When a people is long inured to war there is a strong tendency to live for the moment, to party, to play, to fuck, to enjoy the pleasures that may soon be extinguished. The on-screen introduction here reminds us of the Wars of the Roses, of the decades of strife that have preceded the present peace under King Edward. But will this hold? So there are fireworks and dancing and giggles, and then Richard enters with his famous speech of resentment, and his determination to play the only hand that nature has allowed him, that of the villain.

This production of Shakespeare’s early play comes from the Schaubuhne am Lehniner Platz, Berlin, and is performed in German with surtitles. Richard is played by Lars Eidinger, in a commanding and athletic performance.  There are firsts here; I have not before seen Richard woo the widow of the man he has killed leaning naked across the coffin.  The strength of Eidinger’s performance does put the rest of the cast somewhat in the shade.
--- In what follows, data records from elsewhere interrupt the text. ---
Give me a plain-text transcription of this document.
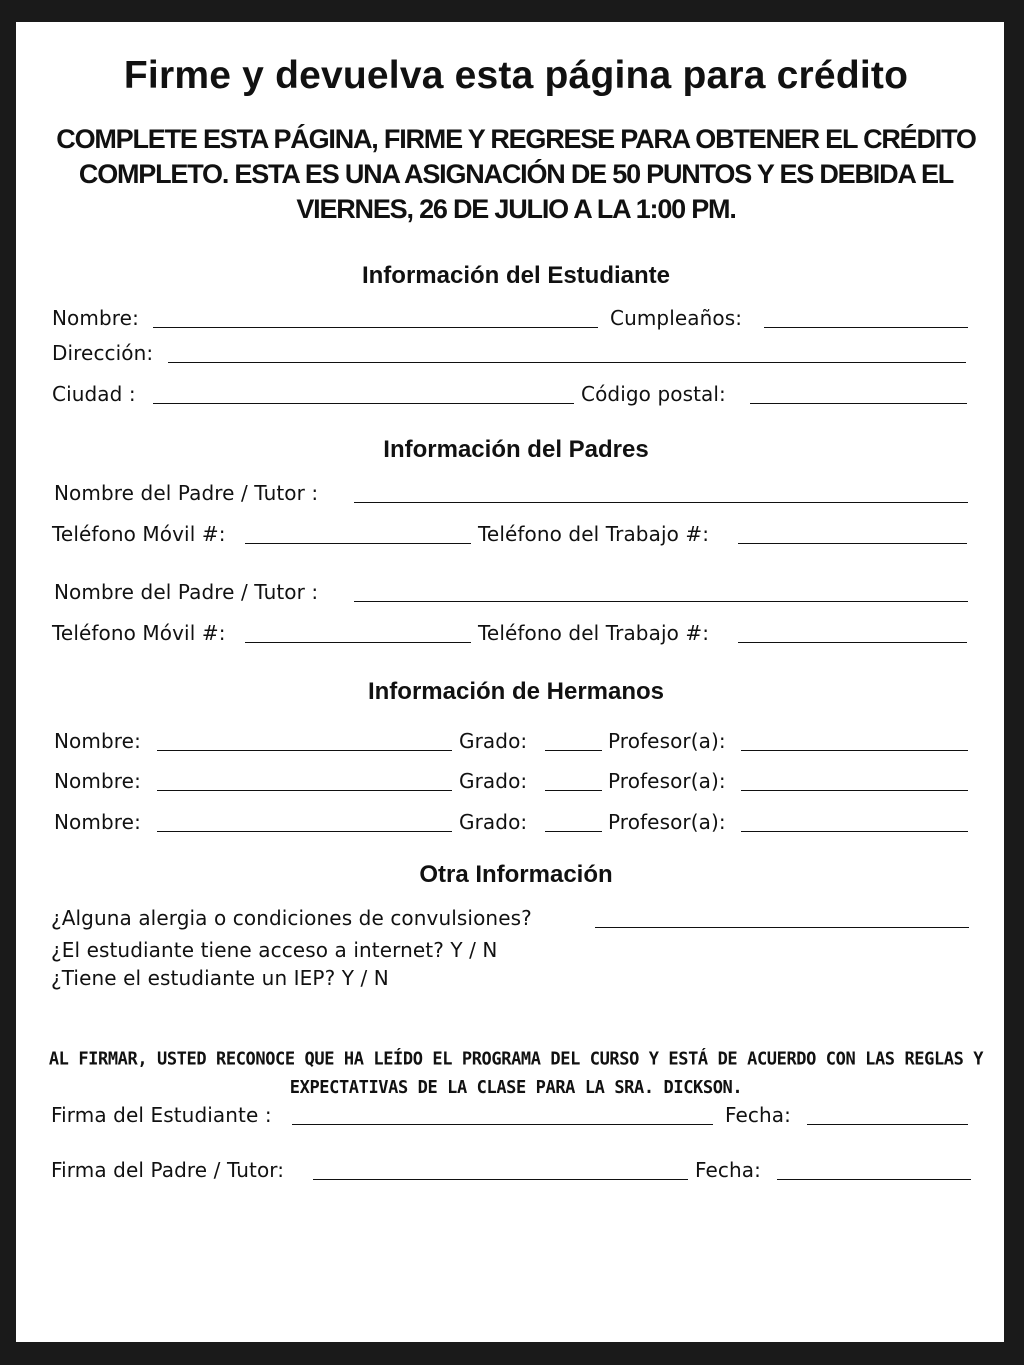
Firme y devuelva esta página para crédito
COMPLETE ESTA PÁGINA, FIRME Y REGRESE PARA OBTENER EL CRÉDITO COMPLETO. ESTA ES UNA ASIGNACIÓN DE 50 PUNTOS Y ES DEBIDA EL VIERNES, 26 DE JULIO A LA 1:00 PM.
Información del Estudiante
Nombre:	Cumpleaños:
Dirección:
Ciudad :	Código postal:
Información del Padres
Nombre del Padre / Tutor :
Teléfono Móvil #:	Teléfono del Trabajo #:
Nombre del Padre / Tutor :
Teléfono Móvil #:	Teléfono del Trabajo #:
Información de Hermanos
Nombre:	Grado:	Profesor(a):
Nombre:	Grado:	Profesor(a):
Nombre:	Grado:	Profesor(a):
Otra Información
¿Alguna alergia o condiciones de convulsiones?
¿El estudiante tiene acceso a internet? Y / N
¿Tiene el estudiante un IEP? Y / N
AL FIRMAR, USTED RECONOCE QUE HA LEÍDO EL PROGRAMA DEL CURSO Y ESTÁ DE ACUERDO CON LAS REGLAS Y EXPECTATIVAS DE LA CLASE PARA LA SRA. DICKSON.
Firma del Estudiante :	Fecha:
Firma del Padre / Tutor:	Fecha:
We get something more like a study in abnormal psychology than a view of a society riven by crisis and threatened with collapse; both are parts of this story.

Robert Beyer as Margaret is perhaps the strongest of the women’s voices, which otherwise tend to be downplayed.  Moritz Gottwald as Buckingham begins by seeming like another of the plain-suited ciphers, but in the mock-piety scene where Richard is offered the throne he comes into his own and then shines.
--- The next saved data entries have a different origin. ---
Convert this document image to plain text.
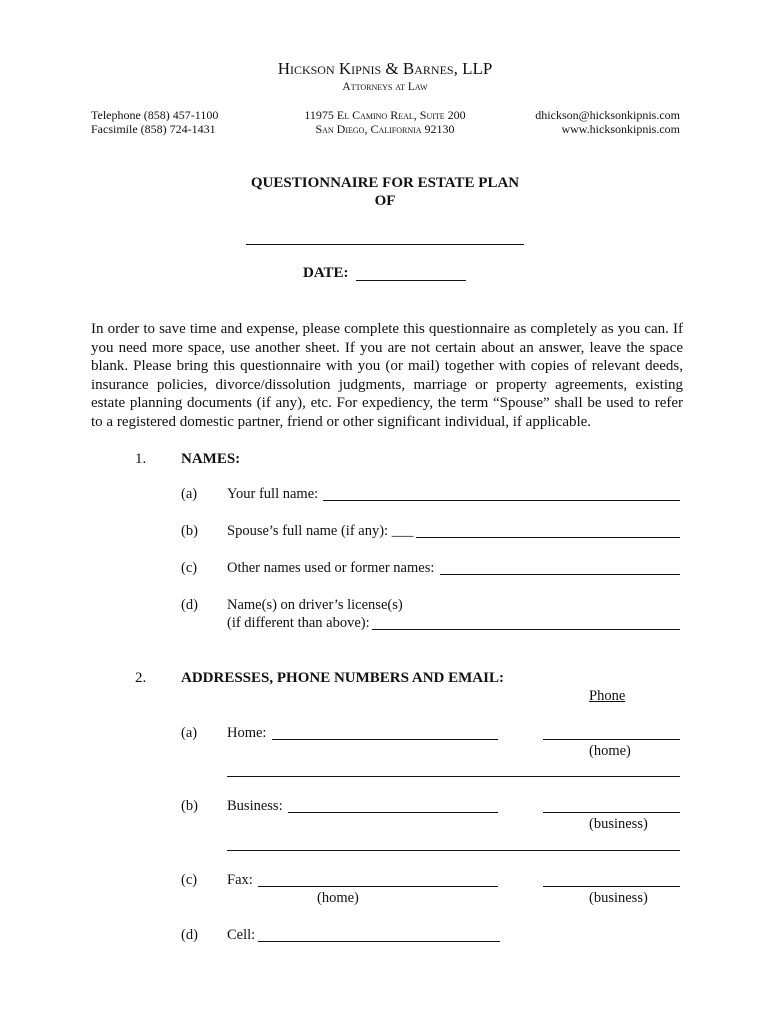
Hickson Kipnis & Barnes, LLP
Attorneys at Law
Telephone (858) 457-1100
Facsimile (858) 724-1431
11975 El Camino Real, Suite 200
San Diego, California 92130
dhickson@hicksonkipnis.com
www.hicksonkipnis.com
QUESTIONNAIRE FOR ESTATE PLAN
OF
DATE:
In order to save time and expense, please complete this questionnaire as completely as you can. If you need more space, use another sheet. If you are not certain about an answer, leave the space blank. Please bring this questionnaire with you (or mail) together with copies of relevant deeds, insurance policies, divorce/dissolution judgments, marriage or property agreements, existing estate planning documents (if any), etc. For expediency, the term “Spouse” shall be used to refer to a registered domestic partner, friend or other significant individual, if applicable.
1. NAMES:
(a) Your full name:
(b) Spouse’s full name (if any): ___
(c) Other names used or former names:
(d) Name(s) on driver’s license(s)
(if different than above):
2. ADDRESSES, PHONE NUMBERS AND EMAIL:
Phone
(a) Home:
(home)
(b) Business:
(business)
(c) Fax:
(home)	(business)
(d) Cell:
I didn’t feel having the Princes  as puppets worked; their several handlers clutter the stage, and this prevents any involvement with them. Probably there are problems bringing boy actors abroad, but reversing the rules of Shakespeare’s time and having them played by young women might really add something.
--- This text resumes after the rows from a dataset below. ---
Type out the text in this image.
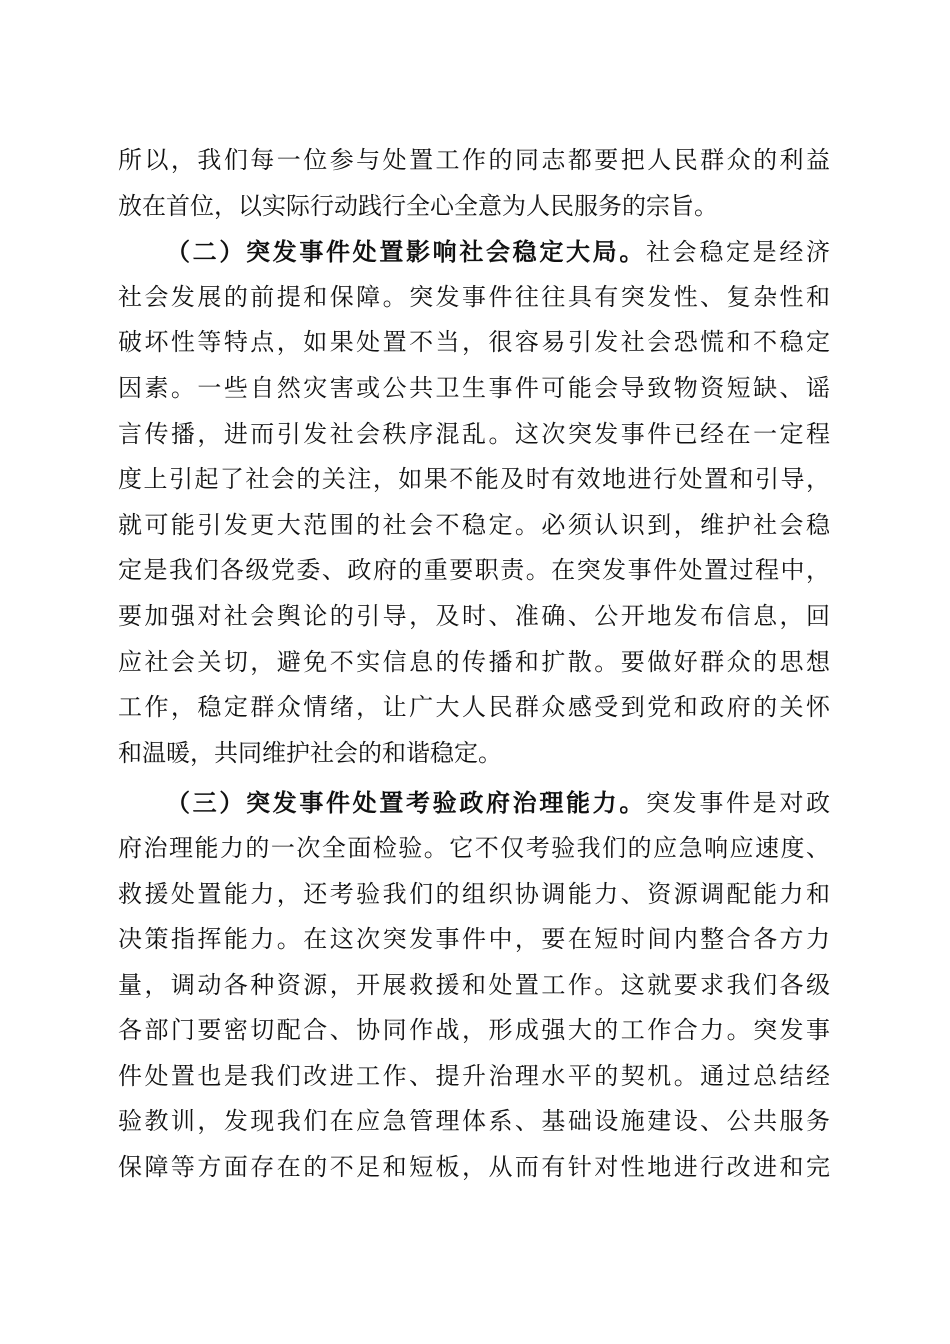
所以，我们每一位参与处置工作的同志都要把人民群众的利益
放在首位，以实际行动践行全心全意为人民服务的宗旨。
（二）突发事件处置影响社会稳定大局。社会稳定是经济
社会发展的前提和保障。突发事件往往具有突发性、复杂性和
破坏性等特点，如果处置不当，很容易引发社会恐慌和不稳定
因素。一些自然灾害或公共卫生事件可能会导致物资短缺、谣
言传播，进而引发社会秩序混乱。这次突发事件已经在一定程
度上引起了社会的关注，如果不能及时有效地进行处置和引导，
就可能引发更大范围的社会不稳定。必须认识到，维护社会稳
定是我们各级党委、政府的重要职责。在突发事件处置过程中，
要加强对社会舆论的引导，及时、准确、公开地发布信息，回
应社会关切，避免不实信息的传播和扩散。要做好群众的思想
工作，稳定群众情绪，让广大人民群众感受到党和政府的关怀
和温暖，共同维护社会的和谐稳定。
（三）突发事件处置考验政府治理能力。突发事件是对政
府治理能力的一次全面检验。它不仅考验我们的应急响应速度、
救援处置能力，还考验我们的组织协调能力、资源调配能力和
决策指挥能力。在这次突发事件中，要在短时间内整合各方力
量，调动各种资源，开展救援和处置工作。这就要求我们各级
各部门要密切配合、协同作战，形成强大的工作合力。突发事
件处置也是我们改进工作、提升治理水平的契机。通过总结经
验教训，发现我们在应急管理体系、基础设施建设、公共服务
保障等方面存在的不足和短板，从而有针对性地进行改进和完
We are told that it is an ambition of director Thomas Ostermeier to make us feel sympathy for Richard, having been repelled by him. This did not happen for me. Prior to the dream scene before his final battle we do not see any shades of doubt or self-criticism enough to make him less repellent. There has also been comic distancing. I have not before heard an audience titter and laugh at the murder of Clarence as happened here as the naked figure gurgles lengthily and more and more blood flows from beneath him. In the second half there was increasing laughter around me, as though the audience saw the show as a circus of horrors.

Then Richard has his dream of the ghosts of his victims and wakes to fight himself, his own demons, rather than his human enemies. It was a brave and good idea to write Richmond out altogether – he is a pious goody-goody written to please the Tudor monarch, his grand-daughter, but one or two anonymous figures actually opposing Richard would have added zest to this scene.

The move towards a reflective and sympathetic view of Richard happened much too late for me, and it did not take. His final situation, hung upside down, a Mussolini-esque caricature, seemed more like him getting his desserts. This was a memorable, dynamic and bold production, but it served to remind me that the play was written not so long after Titus Andronicus, and it is difficult to find in it the subtleties that would create the sympathetic effect Ostermeier desires.